Non si sa ancora, e mai si saprà con certezza, quante sono state le persone che, sentendosi perdute, si sono gettate dai piani altissimi dei due grattacieli di New York. Il simbolo di tutte queste vite sospese in eterno è la figura di un signore che precipita a velocità inconcepibile, a testa in giù, una camicia bianca, le mani lungo i fianchi, una gamba ad angolo sull’altra. La foto che lo ferma per sempre è di Richard Drew. Diventa «The falling man», l’uomo che cade, probabilmente dalla Torre Nord del World Trade Center. Forse è un impiegato del ristorante «Windows on the World«, finestre sul mondo, centoseiesimo piano, le fiamme che divorano il palazzo sotto di lui, il panico che divora lui, che resterà senza un nome certo. Aveva una famiglia, dei figli, di che età, e quanti anni aveva lui, che bambino era stato, che programmi si era fatto per il suo futuro?
La marea di uomini, tutti maschi, che nella Kabul appena caduta corrono come se avessero perso il senso delle cose dietro un enorme U.S. Air Force già in marcia verso il decollo, con quelli più veloci che si arrampicano sui carrelli delle ruote ancora aperti e si avvinghiano come gechi ai minimi appigli della fusoliera, rappresenta già molto di più dell’annuncio delle morti in volo che poi verranno. È la raffigurazione di una specie di tentato suicidio di massa. Lasciarsi qualsiasi cosa alle spalle, compresa la propria casa e la propria vicenda personale, pur di non essere costretti a tornare in quella casa, nella vita ormai data per perduta, vita propria o dei figli, delle figlie, delle mogli, delle madri. Nella folla smarrita che si accalca per scappare disordinatamente da un domani sfigurato, c’è l’epilogo insostenibile, inguardabile, di una guerra dei vent’anni dove l’ultimo atto si ricongiunge al primo, demolendo i pilastri e il ponte su cui questo abnorme spreco di denaro, di vite e di civiltà ci ha fatto credere di reggere.

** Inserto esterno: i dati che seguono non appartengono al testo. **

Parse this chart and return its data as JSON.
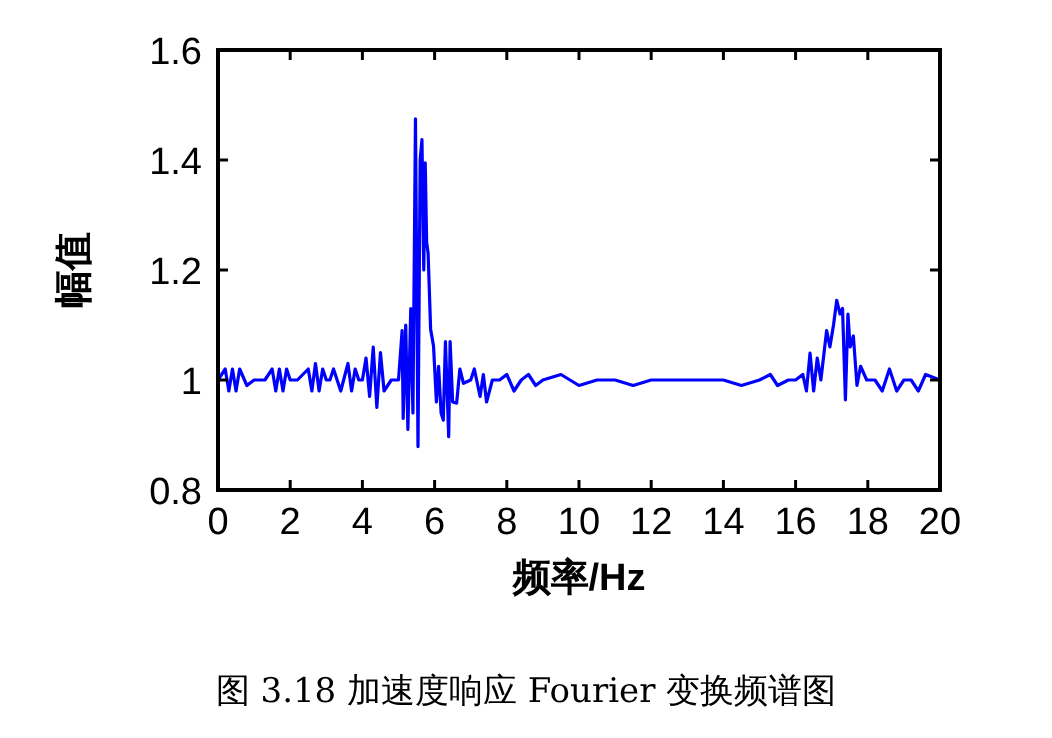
{
  "chart_data": {
    "type": "line",
    "xlabel": "频率/Hz",
    "ylabel": "幅值",
    "annotations": [
      "图 3.18  加速度响应 Fourier 变换频谱图"
    ],
    "xlim": [
      0,
      20
    ],
    "ylim": [
      0.8,
      1.6
    ],
    "xticks": [
      0,
      2,
      4,
      6,
      8,
      10,
      12,
      14,
      16,
      18,
      20
    ],
    "yticks": [
      0.8,
      1,
      1.2,
      1.4,
      1.6
    ],
    "grid": false,
    "series": [
      {
        "color": "#0000ff",
        "x": [
          0,
          0.2,
          0.3,
          0.4,
          0.5,
          0.6,
          0.8,
          1.0,
          1.3,
          1.5,
          1.6,
          1.7,
          1.8,
          1.9,
          2.0,
          2.2,
          2.5,
          2.6,
          2.7,
          2.8,
          2.9,
          3.0,
          3.1,
          3.2,
          3.4,
          3.6,
          3.7,
          3.8,
          3.9,
          4.0,
          4.1,
          4.2,
          4.3,
          4.4,
          4.5,
          4.6,
          4.8,
          5.0,
          5.1,
          5.13,
          5.2,
          5.26,
          5.34,
          5.4,
          5.47,
          5.54,
          5.6,
          5.65,
          5.7,
          5.74,
          5.78,
          5.82,
          5.89,
          5.97,
          6.05,
          6.11,
          6.18,
          6.24,
          6.3,
          6.39,
          6.43,
          6.5,
          6.61,
          6.7,
          6.8,
          7.0,
          7.1,
          7.26,
          7.35,
          7.44,
          7.6,
          7.8,
          8.0,
          8.2,
          8.4,
          8.6,
          8.8,
          9.0,
          9.5,
          10.0,
          10.5,
          11.0,
          11.5,
          12.0,
          13.0,
          14.0,
          14.5,
          15.0,
          15.3,
          15.5,
          15.8,
          16.0,
          16.2,
          16.3,
          16.4,
          16.5,
          16.6,
          16.7,
          16.86,
          16.95,
          17.05,
          17.14,
          17.23,
          17.3,
          17.38,
          17.45,
          17.51,
          17.6,
          17.7,
          17.8,
          17.97,
          18.2,
          18.4,
          18.6,
          18.8,
          19.0,
          19.2,
          19.4,
          19.6,
          20.0
        ],
        "values": [
          1.0,
          1.02,
          0.98,
          1.02,
          0.98,
          1.02,
          0.99,
          1.0,
          1.0,
          1.02,
          0.98,
          1.02,
          0.98,
          1.02,
          1.0,
          1.0,
          1.02,
          0.98,
          1.03,
          0.98,
          1.02,
          1.0,
          1.0,
          1.02,
          0.98,
          1.03,
          0.98,
          1.02,
          1.0,
          1.0,
          1.04,
          0.97,
          1.06,
          0.95,
          1.05,
          0.98,
          1.0,
          1.0,
          1.09,
          0.93,
          1.1,
          0.91,
          1.13,
          0.94,
          1.475,
          0.879,
          1.4,
          1.437,
          1.2,
          1.395,
          1.25,
          1.231,
          1.092,
          1.062,
          0.96,
          1.025,
          0.94,
          0.927,
          1.07,
          0.897,
          1.07,
          0.96,
          0.958,
          1.02,
          0.994,
          1.0,
          1.02,
          0.97,
          1.01,
          0.96,
          1.0,
          1.0,
          1.01,
          0.98,
          1.0,
          1.01,
          0.99,
          1.0,
          1.01,
          0.99,
          1.0,
          1.0,
          0.99,
          1.0,
          1.0,
          1.0,
          0.99,
          1.0,
          1.01,
          0.99,
          1.0,
          1.0,
          1.01,
          0.98,
          1.049,
          0.98,
          1.04,
          1.0,
          1.09,
          1.06,
          1.1,
          1.145,
          1.12,
          1.13,
          0.964,
          1.12,
          1.06,
          1.08,
          0.99,
          1.025,
          1.0,
          1.0,
          0.98,
          1.02,
          0.98,
          1.0,
          1.0,
          0.98,
          1.01,
          1.0
        ]
      }
    ]
  }
}
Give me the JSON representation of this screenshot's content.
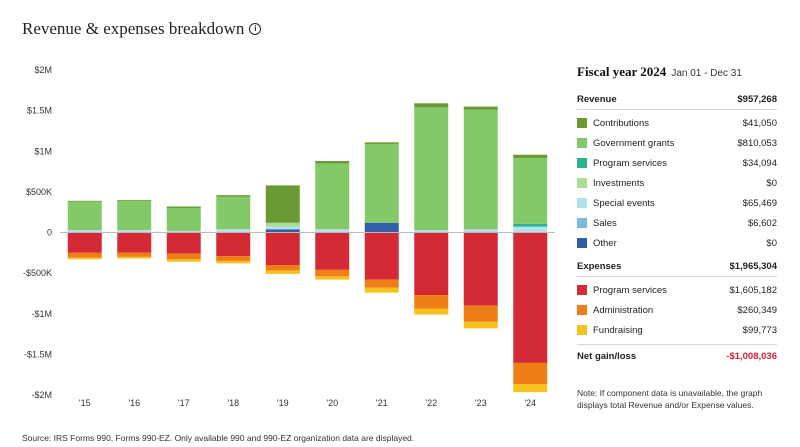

In una delle sue ultime interviste, il 14 maggio a Riccardo Iacona per Presa diretta, il fondatore di Emergency Gino Strada, che proprio in Afghanistan ha strappato decine di migliaia di vite straziate a morti certe, aveva già dato robuste picconate al ponte delle bugie e anche a quello delle illusioni. «Gli americani se ne vanno con una sconfitta, dopo aver speso più di 2 mila miliardi di dollari, e i talebani sono ancora lì. Gli afghani intanto sono più poveri del 2001, hanno avuto 4 milioni di profughi, un quarto della popolazione, più 150 mila morti, in prevalenza civili. Non si è speso per ricostruire un Paese ma per continuare una guerra. A cosa è servito? Zero». Il dottor Strada è morto il 13 agosto. Non ha visto gli afghani precipitare nel blu ma non ne sarebbe stato sorpreso.